We will state without proof, but the reader can easily check this, that the set \(\mathbb{Z}\) with the operation \(+\) is an algebraic structure with properties:

  1. closure: \( \forall a,b \in \mathbb{Z}, a + b \in \mathbb{Z} \)

  2. associativity: \( \forall a,b,c \in \mathbb{Z}, a + (b + c) = (a+b) + c\)

  3. neutral element: \( \exists 0 \in \mathbb{Z} : \forall a \in \mathbb{Z}, 0 + a = a + 0 = a \)

  4. inverse element: \( \forall a \in \mathbb{Z}, \exists -a \in \mathbb{Z} : a + -a = -a + a = 0 \)

  5. commutativity: \( \forall a, b \in \mathbb{Z}, a + b = b + a \)

We call a set equipped with a binary operation which satisfies properties 1-4 a group. If the 5th property is satisfied as well we call it a commutative (Abelian) group. For addition, it is the basic algebraic structure in which the equation \(n + x = m\) can always be solved.

Set of rational numbers#

We can easily define another binary operation on the set \(\mathbb{N}\): multiplication \(\times\) or \(\cdot\) by defining \(n \times m = \underbrace{n + n + \dots + n}_m\).

We can extend multiplication to the set \(\mathbb{Z}\) as well. We will again state without proof, but the reader can easily check this, that multiplication on \(\mathbb{N}\) and \(\mathbb{Z}\) is associative, commutative, distributive over addition \((a (b +c) = ab + ac)\) and it has a neutral element 1 such that \(n \times 1 = 1 \times n = n\).

Let us now consider the solution to the equation \(n \times x = 1\) for \(n \in \mathbb{Z}\). We find that the solution exists in \(\mathbb{Z}\) only for \(n = 1\). The number \(x\) for which \(nx = 1\) is called the multiplicative inverse or the reciprocal of \(n\) and we denote it by \(n^{-1} = \frac{1}{n}\).

To solve a general equation of the form \(nx = m\) where \(n, m \in \mathbb{Z}, n \neq 0\) we would therefore like to expand the set \(\mathbb{Z}\) such that it includes all solutions of that equation. By doing this we have formed the set of rational numbers \(\mathbb{Q}\):

\[ \mathbb{Q} = \{ \frac{m}{n}, \quad n, m \in \mathbb{Z}, n \neq 0 \}. \]

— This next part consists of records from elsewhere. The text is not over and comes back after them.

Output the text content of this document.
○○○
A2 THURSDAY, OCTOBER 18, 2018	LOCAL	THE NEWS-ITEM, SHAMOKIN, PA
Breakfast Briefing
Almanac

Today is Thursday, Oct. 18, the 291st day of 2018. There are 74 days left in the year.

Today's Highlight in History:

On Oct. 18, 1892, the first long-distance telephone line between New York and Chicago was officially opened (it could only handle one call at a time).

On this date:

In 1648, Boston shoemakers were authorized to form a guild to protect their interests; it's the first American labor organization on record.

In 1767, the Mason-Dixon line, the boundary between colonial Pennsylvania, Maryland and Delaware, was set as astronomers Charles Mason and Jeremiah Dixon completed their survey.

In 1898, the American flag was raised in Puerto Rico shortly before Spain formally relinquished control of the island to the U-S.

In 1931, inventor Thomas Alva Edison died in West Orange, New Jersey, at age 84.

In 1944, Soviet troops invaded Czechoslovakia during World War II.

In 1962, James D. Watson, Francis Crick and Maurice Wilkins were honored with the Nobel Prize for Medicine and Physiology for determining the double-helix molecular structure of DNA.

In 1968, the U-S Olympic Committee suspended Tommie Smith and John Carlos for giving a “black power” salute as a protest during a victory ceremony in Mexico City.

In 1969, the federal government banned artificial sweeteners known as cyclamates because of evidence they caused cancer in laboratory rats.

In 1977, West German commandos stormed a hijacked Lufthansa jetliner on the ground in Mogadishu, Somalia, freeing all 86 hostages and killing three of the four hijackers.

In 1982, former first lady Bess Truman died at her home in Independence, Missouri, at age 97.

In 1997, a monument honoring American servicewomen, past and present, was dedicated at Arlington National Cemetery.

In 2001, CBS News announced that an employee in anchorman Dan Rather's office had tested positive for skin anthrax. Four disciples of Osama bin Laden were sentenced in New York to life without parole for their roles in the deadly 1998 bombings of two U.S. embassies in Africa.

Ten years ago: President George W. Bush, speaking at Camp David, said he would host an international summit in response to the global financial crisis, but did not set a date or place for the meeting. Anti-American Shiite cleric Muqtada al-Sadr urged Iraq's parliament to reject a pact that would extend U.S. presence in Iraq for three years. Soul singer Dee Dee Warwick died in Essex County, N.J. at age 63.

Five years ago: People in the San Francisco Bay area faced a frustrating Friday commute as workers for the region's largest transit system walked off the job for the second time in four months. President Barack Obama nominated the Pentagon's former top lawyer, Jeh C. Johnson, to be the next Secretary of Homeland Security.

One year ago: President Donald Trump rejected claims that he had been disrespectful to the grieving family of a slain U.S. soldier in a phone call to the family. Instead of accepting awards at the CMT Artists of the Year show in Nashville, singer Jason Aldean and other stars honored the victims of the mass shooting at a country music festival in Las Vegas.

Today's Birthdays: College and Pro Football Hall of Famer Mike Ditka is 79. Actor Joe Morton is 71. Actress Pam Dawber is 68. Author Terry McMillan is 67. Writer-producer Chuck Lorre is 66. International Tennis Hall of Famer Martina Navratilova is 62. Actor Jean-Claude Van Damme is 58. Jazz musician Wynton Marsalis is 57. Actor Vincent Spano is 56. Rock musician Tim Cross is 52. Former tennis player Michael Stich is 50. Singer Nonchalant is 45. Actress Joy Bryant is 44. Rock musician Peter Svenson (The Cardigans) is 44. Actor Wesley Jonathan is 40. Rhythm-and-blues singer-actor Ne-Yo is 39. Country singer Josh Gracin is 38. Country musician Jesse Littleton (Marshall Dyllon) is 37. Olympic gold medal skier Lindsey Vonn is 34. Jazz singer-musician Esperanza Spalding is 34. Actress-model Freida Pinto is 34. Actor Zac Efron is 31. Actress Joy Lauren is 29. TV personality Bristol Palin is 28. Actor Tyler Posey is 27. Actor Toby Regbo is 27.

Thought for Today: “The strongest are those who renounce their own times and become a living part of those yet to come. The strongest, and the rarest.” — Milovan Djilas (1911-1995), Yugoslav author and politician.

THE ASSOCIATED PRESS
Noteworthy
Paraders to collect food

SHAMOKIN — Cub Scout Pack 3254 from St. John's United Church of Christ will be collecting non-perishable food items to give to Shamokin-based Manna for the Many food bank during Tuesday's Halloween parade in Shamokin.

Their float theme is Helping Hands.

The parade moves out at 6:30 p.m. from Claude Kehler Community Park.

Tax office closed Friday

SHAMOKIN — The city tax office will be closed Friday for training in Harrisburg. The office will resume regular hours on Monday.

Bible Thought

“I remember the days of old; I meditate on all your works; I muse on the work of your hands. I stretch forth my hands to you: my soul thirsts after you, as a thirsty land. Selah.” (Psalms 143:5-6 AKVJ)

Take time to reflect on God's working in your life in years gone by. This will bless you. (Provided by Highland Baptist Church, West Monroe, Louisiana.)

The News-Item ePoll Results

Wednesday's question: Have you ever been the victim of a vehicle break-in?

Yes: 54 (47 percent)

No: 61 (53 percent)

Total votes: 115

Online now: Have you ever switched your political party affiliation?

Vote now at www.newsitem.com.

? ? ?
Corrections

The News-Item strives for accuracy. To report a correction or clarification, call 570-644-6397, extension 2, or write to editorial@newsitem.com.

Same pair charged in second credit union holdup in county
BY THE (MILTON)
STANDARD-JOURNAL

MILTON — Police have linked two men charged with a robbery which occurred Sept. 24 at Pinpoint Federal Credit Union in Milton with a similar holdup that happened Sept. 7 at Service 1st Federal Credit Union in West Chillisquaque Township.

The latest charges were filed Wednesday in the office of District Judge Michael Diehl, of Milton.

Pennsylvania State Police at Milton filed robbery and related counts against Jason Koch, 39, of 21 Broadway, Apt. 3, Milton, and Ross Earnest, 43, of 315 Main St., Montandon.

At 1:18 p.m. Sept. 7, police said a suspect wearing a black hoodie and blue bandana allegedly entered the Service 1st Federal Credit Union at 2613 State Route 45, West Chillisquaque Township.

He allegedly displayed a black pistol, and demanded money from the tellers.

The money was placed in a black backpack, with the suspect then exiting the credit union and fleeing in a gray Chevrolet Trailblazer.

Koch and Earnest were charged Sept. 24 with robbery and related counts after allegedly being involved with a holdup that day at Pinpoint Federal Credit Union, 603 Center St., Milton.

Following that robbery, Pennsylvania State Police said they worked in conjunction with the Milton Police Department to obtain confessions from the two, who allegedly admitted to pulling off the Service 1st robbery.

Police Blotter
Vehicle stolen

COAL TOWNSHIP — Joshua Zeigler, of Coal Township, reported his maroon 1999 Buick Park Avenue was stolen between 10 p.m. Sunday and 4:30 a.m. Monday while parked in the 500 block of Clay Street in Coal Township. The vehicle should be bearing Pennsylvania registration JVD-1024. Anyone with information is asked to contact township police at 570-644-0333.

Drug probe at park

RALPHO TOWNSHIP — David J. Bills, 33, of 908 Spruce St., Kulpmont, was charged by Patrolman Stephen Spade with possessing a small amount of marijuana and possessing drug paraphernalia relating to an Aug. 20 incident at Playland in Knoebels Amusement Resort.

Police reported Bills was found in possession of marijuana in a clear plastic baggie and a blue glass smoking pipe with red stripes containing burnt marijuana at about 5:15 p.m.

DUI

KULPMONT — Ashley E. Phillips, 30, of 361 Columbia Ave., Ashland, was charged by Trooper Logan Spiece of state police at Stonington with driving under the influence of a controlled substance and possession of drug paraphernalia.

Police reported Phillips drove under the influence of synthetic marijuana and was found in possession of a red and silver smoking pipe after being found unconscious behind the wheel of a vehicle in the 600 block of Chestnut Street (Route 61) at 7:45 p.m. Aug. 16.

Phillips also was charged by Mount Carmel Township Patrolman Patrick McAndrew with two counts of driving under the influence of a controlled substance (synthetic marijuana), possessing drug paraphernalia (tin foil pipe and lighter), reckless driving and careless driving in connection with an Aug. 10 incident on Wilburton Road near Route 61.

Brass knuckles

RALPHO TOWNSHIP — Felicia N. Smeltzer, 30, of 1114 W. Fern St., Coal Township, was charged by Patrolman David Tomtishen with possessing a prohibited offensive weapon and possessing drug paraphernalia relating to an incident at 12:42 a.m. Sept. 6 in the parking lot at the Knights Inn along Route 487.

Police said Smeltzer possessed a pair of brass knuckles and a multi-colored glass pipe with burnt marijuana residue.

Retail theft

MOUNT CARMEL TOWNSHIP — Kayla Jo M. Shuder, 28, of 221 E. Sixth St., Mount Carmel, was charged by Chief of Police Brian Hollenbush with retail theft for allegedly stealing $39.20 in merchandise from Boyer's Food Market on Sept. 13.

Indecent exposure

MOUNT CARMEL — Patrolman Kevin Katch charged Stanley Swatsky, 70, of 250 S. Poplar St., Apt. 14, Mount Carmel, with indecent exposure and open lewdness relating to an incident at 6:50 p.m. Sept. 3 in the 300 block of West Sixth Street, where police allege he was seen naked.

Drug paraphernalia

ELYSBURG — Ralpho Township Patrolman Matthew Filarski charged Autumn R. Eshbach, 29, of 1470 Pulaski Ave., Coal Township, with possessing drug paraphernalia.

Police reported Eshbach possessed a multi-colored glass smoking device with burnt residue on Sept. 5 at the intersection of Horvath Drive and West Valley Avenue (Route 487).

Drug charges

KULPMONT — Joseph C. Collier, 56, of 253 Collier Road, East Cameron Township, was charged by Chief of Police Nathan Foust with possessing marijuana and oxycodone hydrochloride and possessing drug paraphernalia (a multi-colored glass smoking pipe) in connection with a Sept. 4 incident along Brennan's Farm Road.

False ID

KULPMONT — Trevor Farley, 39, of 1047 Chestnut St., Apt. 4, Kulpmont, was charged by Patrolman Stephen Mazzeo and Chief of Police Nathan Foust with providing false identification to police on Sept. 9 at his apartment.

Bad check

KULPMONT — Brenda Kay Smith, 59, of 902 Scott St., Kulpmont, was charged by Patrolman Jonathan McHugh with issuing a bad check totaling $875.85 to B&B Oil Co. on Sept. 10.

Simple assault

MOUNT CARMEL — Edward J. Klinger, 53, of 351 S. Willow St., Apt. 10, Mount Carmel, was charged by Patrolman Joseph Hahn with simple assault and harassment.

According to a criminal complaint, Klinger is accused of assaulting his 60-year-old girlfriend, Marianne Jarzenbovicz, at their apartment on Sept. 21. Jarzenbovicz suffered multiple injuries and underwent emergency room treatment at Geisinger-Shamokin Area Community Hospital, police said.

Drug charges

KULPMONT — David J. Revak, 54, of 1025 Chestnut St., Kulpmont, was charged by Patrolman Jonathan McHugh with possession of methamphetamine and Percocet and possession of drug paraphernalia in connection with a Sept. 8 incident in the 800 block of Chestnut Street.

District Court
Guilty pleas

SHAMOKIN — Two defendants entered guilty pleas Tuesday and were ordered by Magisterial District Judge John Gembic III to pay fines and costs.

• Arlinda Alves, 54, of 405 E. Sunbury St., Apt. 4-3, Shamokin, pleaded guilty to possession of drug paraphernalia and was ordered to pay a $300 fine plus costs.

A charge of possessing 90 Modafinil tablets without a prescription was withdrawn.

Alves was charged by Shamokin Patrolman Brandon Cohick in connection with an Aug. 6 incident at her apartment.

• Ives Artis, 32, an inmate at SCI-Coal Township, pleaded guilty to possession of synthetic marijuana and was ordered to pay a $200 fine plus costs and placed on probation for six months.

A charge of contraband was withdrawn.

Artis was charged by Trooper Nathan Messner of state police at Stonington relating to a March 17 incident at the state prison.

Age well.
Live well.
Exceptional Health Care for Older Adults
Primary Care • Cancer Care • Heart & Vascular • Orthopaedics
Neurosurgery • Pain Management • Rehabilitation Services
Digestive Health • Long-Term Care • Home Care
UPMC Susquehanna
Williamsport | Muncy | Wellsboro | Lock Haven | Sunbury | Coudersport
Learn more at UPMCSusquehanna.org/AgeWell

What we have now achieved is very important. The set of rational numbers without zero equipped with multiplication \((\mathbb{Q}, \times)\) is also a commutative group, so we can always solve the equation of the form \(nx = m\). Remember that zero does not have a reciprocal, so division by zero is impossible. Furthermore, multiplication distributes over addition and \((\mathbb{Q}, +)\) is also a commutative group. We call a set with these properties \((\mathbb{Q}, +, \times)\) a field.

Set of real numbers#

If we were to represent certain numbers on a number line we could find that not all numbers are in \(\mathbb{Q}\). The simplest example would be the length of a diagonal of a unit square, i.e. \(\sqrt{2}\). There are no \(m, n \in \mathbb{Z}\) such that \(\frac{m}{n} = \sqrt{2}\), i.e. we cannot construct it as a ratio of integers. We call such numbers irrational numbers.

We therefore expand our set \(\mathbb{Q}\) to include irrational numbers. By doing that we form a set of real numbers and we denote it by \(\mathbb{R}\). Now all points on the number line are elements of \(\mathbb{R}\).